Question

A chord of a circle of radius 10cm subtends a right angle at the center. Find the area of the corresponding (i) Minor segment (ii) Major sector (use\[\pi =3.14\]).

Answer 1

Hint: Find the area of the minor segment by subtracting the area of the triangle formed by chord from the area of minor sector. Where\[\theta ={{90}^{\circ }}\] for the minor sector and for finding the area of the major sector, the angle becomes \[\left( 360-\theta \right)\].

Complete step by step answer:
Complete step-by-step answer:
(i) Minor segment
Given that the radius of the circle is 10cm.
It’s center is marked as O.
OA and OB are the radii of the triangle.

\[\therefore \]OA = OB = 10cm.
Here AB refers to the chord of the circle.
Given that the chord subtends a right angle at the center of the circle.
\[\therefore \theta ={{90}^{\circ }}\]
We need to find the area of the minor segment AOB.
Area is given by the formula, \[\dfrac{\theta }{360}\times \pi {{r}^{2}}\].
\[\therefore \] Area of minor sector OAPB\[=\dfrac{\theta }{360}\times \pi {{r}^{2}}=\dfrac{90}{360}\times 3.14\times {{\left( 10 \right)}^{2}}\]
\[\begin{align}
  & =\dfrac{1}{4}\times 3.14\times 100 \\
 & =\dfrac{314}{4}=78.5c{{m}^{2}} \\
\end{align}\]
Now we will find area of triangle AOB,
Area of triangle AOB = $\dfrac{1}{2} \times $ Base $ \times $ Height
Area of triangle AOB = $\dfrac{1}{2} \times $ OB $ \times $ AO
Area of triangle AOB = $\dfrac{1}{2} \times $ 10 $ \times $ 10
Area of triangle AOB = 50 $\text{cm}^2$
So now,
Area of minor segment = Area of Minor sector - Area of triangle AOB
Area of minor segment = 78.5 - 50
Area of minor segment = 28.5 $\text{cm}^2$

 (ii) Major sector

Angle =\[360-\theta =360-{{90}^{\circ }}\] of the shaded portion.
Here, radius = 10cm.
Area of major sector is given by formula,
\[\begin{align}
  & =\dfrac{360-\theta }{360}\times \pi {{r}^{2}} \\
 & =\dfrac{360-90}{360}\times 3.14\times {{10}^{2}}=\dfrac{270}{360}\times 314 \\
\end{align}\]
\[=\dfrac{3}{4}\times 314=235.5c{{m}^{2}}\].
\[\therefore \] Area of minor sector =28.5\[c{{m}^{2}}\].
Area of major sector = 235.5\[c{{m}^{2}}\].
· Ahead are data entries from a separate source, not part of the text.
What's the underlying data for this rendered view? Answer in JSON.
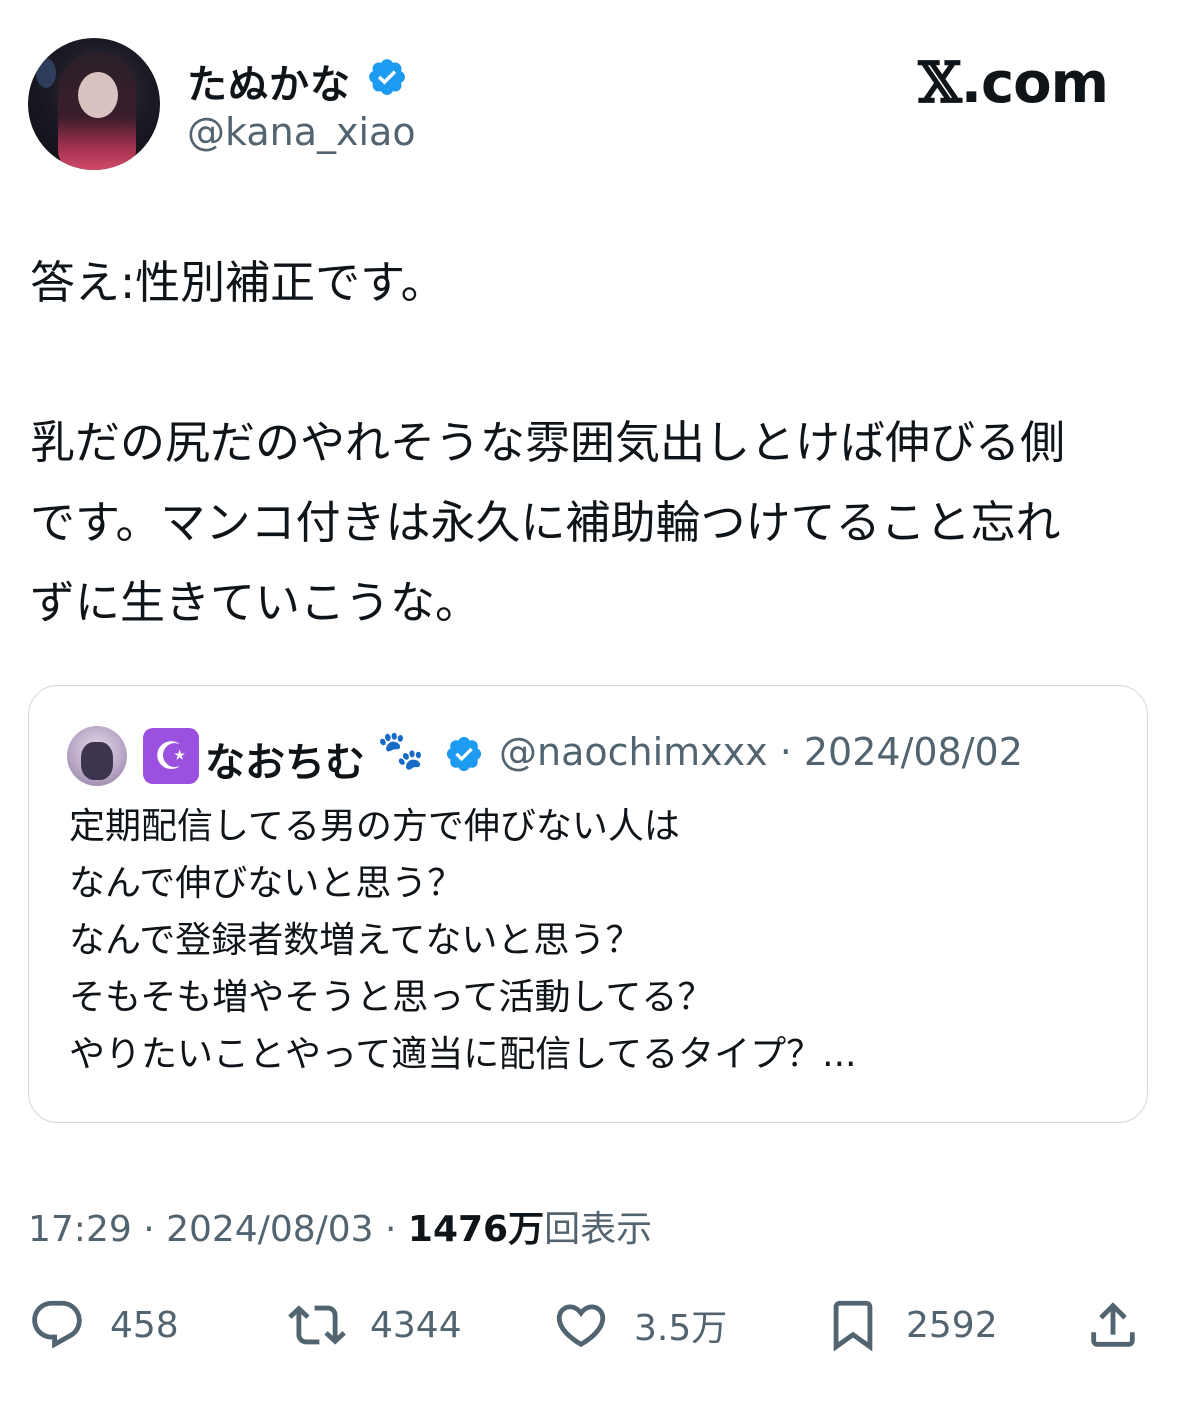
{
  "author": {
    "display_name": "たぬかな",
    "handle": "@kana_xiao"
  },
  "brand": {
    "x_glyph": "𝕏",
    "suffix": ".com"
  },
  "tweet": {
    "paragraphs": [
      "答え:性別補正です。",
      "乳だの尻だのやれそうな雰囲気出しとけば伸びる側",
      "です。マンコ付きは永久に補助輪つけてること忘れ",
      "ずに生きていこうな。"
    ]
  },
  "quote": {
    "emoji": "☪",
    "name": "なおちむ",
    "paw": "🐾",
    "handle_date": "@naochimxxx · 2024/08/02",
    "lines": [
      "定期配信してる男の方で伸びない人は",
      "なんで伸びないと思う？",
      "なんで登録者数増えてないと思う？",
      "そもそも増やそうと思って活動してる？",
      "やりたいことやって適当に配信してるタイプ？..."
    ]
  },
  "meta": {
    "time_date": "17:29 · 2024/08/03 · ",
    "views_count": "1476万",
    "views_label": "回表示"
  },
  "actions": {
    "replies": "458",
    "reposts": "4344",
    "likes": "3.5万",
    "bookmarks": "2592"
  },
  "colors": {
    "verified_blue": "#1d9bf0",
    "secondary_text": "#536471",
    "border": "#cfd9de"
  }
}
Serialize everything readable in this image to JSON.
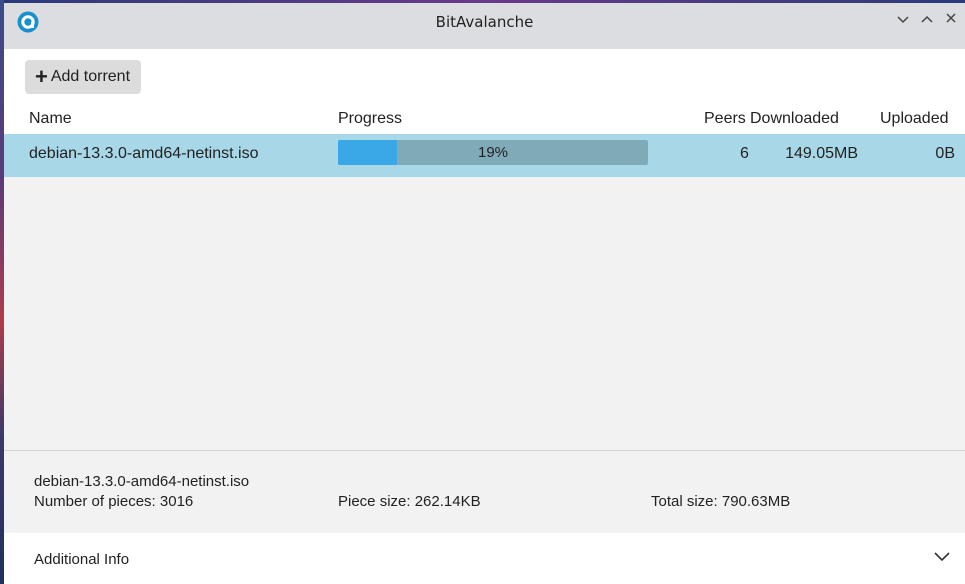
{
  "window": {
    "title": "BitAvalanche",
    "icon": "bitavalanche-logo-icon",
    "controls": {
      "minimize": "⌄",
      "maximize": "⌃",
      "close": "✕"
    }
  },
  "toolbar": {
    "add_icon": "+",
    "add_label": "Add torrent"
  },
  "list": {
    "columns": {
      "name": "Name",
      "progress": "Progress",
      "peers": "Peers",
      "downloaded": "Downloaded",
      "uploaded": "Uploaded"
    },
    "rows": [
      {
        "name": "debian-13.3.0-amd64-netinst.iso",
        "progress_text": "19%",
        "progress_value": 0.19,
        "peers": "6",
        "downloaded": "149.05MB",
        "uploaded": "0B"
      }
    ]
  },
  "details": {
    "filename": "debian-13.3.0-amd64-netinst.iso",
    "pieces": "Number of pieces: 3016",
    "piece_size": "Piece size: 262.14KB",
    "total_size": "Total size: 790.63MB"
  },
  "additional_info": {
    "label": "Additional Info",
    "icon": "chevron-down-icon"
  },
  "colors": {
    "selected_row": "#a8d8e8",
    "progress_fill": "#3aa8e6",
    "progress_track": "#7faab8",
    "accent": "#1a8fd0"
  }
}
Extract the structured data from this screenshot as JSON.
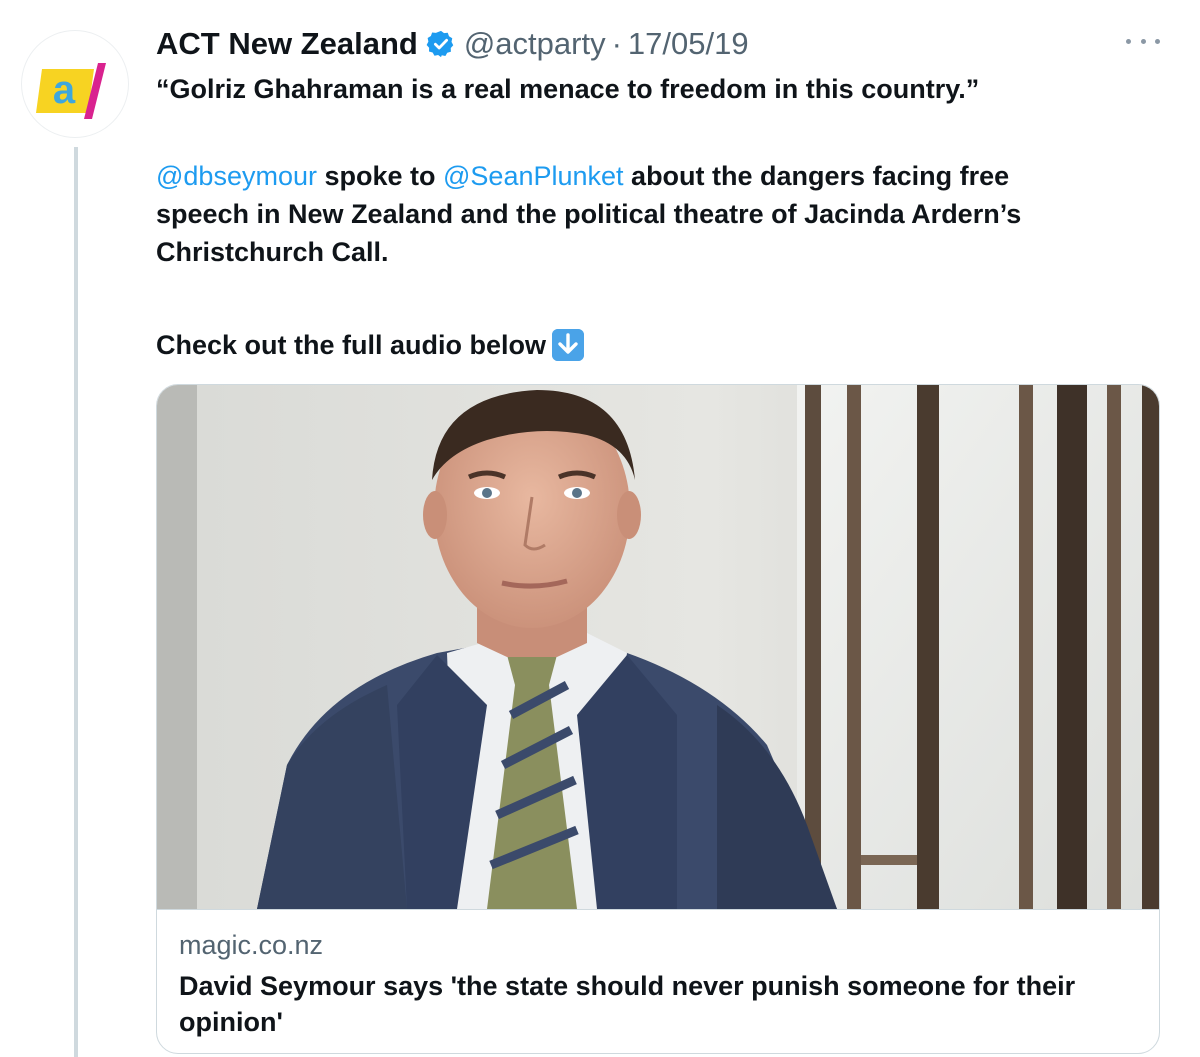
{
  "tweet": {
    "avatar_icon": "act-party-logo",
    "author_name": "ACT New Zealand",
    "verified_icon": "verified-badge-icon",
    "handle": "@actparty",
    "separator": "·",
    "date": "17/05/19",
    "more_icon": "more-options-icon",
    "quote_line": "“Golriz Ghahraman is a real menace to freedom in this country.”",
    "mention1": "@dbseymour",
    "text_mid1": " spoke to ",
    "mention2": "@SeanPlunket",
    "text_rest_line1": " about the dangers facing free",
    "text_line2": "speech in New Zealand and the political theatre of Jacinda Ardern’s",
    "text_line3": "Christchurch Call.",
    "cta": "Check out the full audio below",
    "cta_emoji": "down-arrow-emoji-icon"
  },
  "card": {
    "image_icon": "portrait-photo",
    "domain": "magic.co.nz",
    "title": "David Seymour says 'the state should never punish someone for their opinion'"
  },
  "colors": {
    "link_blue": "#1d9bf0",
    "secondary_text": "#536471",
    "logo_yellow": "#f7d322",
    "logo_blue": "#3ea7dd",
    "logo_magenta": "#d9228f"
  }
}
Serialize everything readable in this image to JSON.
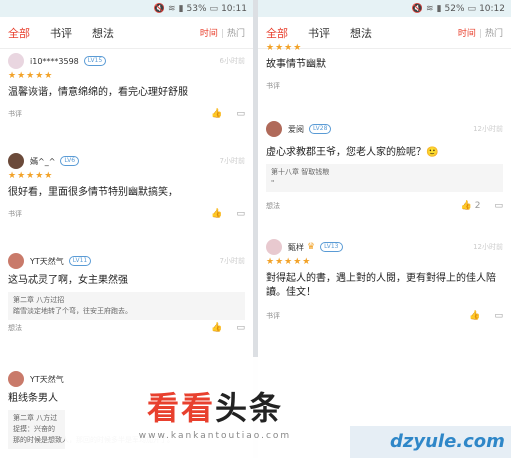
{
  "left": {
    "status": {
      "battery": "53%",
      "time": "10:11"
    },
    "tabs": [
      "全部",
      "书评",
      "想法"
    ],
    "sort": {
      "a": "时间",
      "b": "热门"
    },
    "items": [
      {
        "user": "i10****3598",
        "level": "LV15",
        "time": "6小时前",
        "stars": "★★★★★",
        "text": "温馨诙谐，情意绵绵的，看完心理好舒服",
        "tag": "书评"
      },
      {
        "user": "嫣^_^",
        "level": "LV6",
        "time": "7小时前",
        "stars": "★★★★★",
        "text": "很好看，里面很多情节特别幽默搞笑，",
        "tag": "书评"
      },
      {
        "user": "YT天然气",
        "level": "LV11",
        "time": "7小时前",
        "text": "这马忒灵了啊，女主果然强",
        "quote1": "第二章 八方过招",
        "quote2": "踏雪淡定地转了个弯，往安王府跑去。",
        "tag": "想法"
      },
      {
        "user": "YT天然气",
        "text": "粗线条男人",
        "quote1": "第二章 八方过",
        "quote2": "捉摸：兴奋的",
        "quote3": "那的时候是想致人，那回的时候多半是军均加开了。"
      }
    ]
  },
  "right": {
    "status": {
      "battery": "52%",
      "time": "10:12"
    },
    "tabs": [
      "全部",
      "书评",
      "想法"
    ],
    "sort": {
      "a": "时间",
      "b": "热门"
    },
    "items": [
      {
        "stars": "★★★★",
        "text": "故事情节幽默",
        "tag": "书评"
      },
      {
        "user": "爱阅",
        "level": "LV28",
        "time": "12小时前",
        "text": "虚心求教郡王爷，您老人家的脸呢？",
        "quote1": "第十八章 智取钱粮",
        "tag": "想法",
        "likes": "2"
      },
      {
        "user": "甄样",
        "level": "LV13",
        "time": "12小时前",
        "stars": "★★★★★",
        "text": "對得起人的書，遇上對的人閱，更有對得上的佳人陪讀。佳文！",
        "tag": "书评"
      }
    ]
  },
  "watermark": {
    "t1": "看看",
    "t2": "头条",
    "url": "www.kankantoutiao.com",
    "t3": "dzyule.com"
  },
  "colors": {
    "accent": "#e8402e",
    "star": "#f2a228",
    "level": "#5a9bd5"
  }
}
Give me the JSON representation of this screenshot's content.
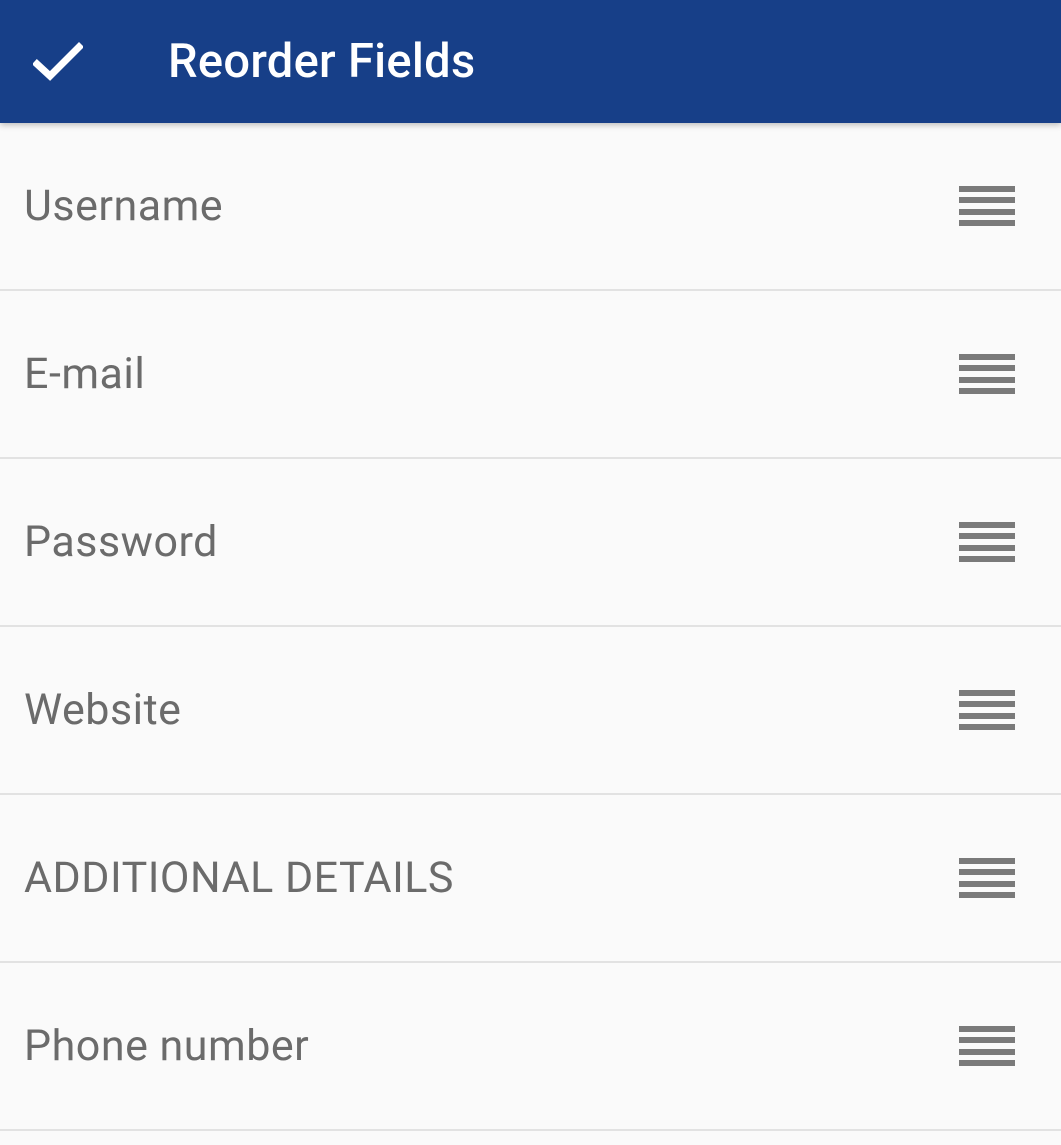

So, Area of major sector = 235.5\[c{{m}^{2}}\].

Note: The sector and segment of a circle are entirely different.

The sector can be called a “pizza” slice and the segment which is cut from the circle by a “chord”.
Remember to take the value of \[\theta \] in the major sector as \[\left( 360-\theta \right)\] and not\[{{90}^{\circ }}\]. As we are finding the shaded region, we should that angle value.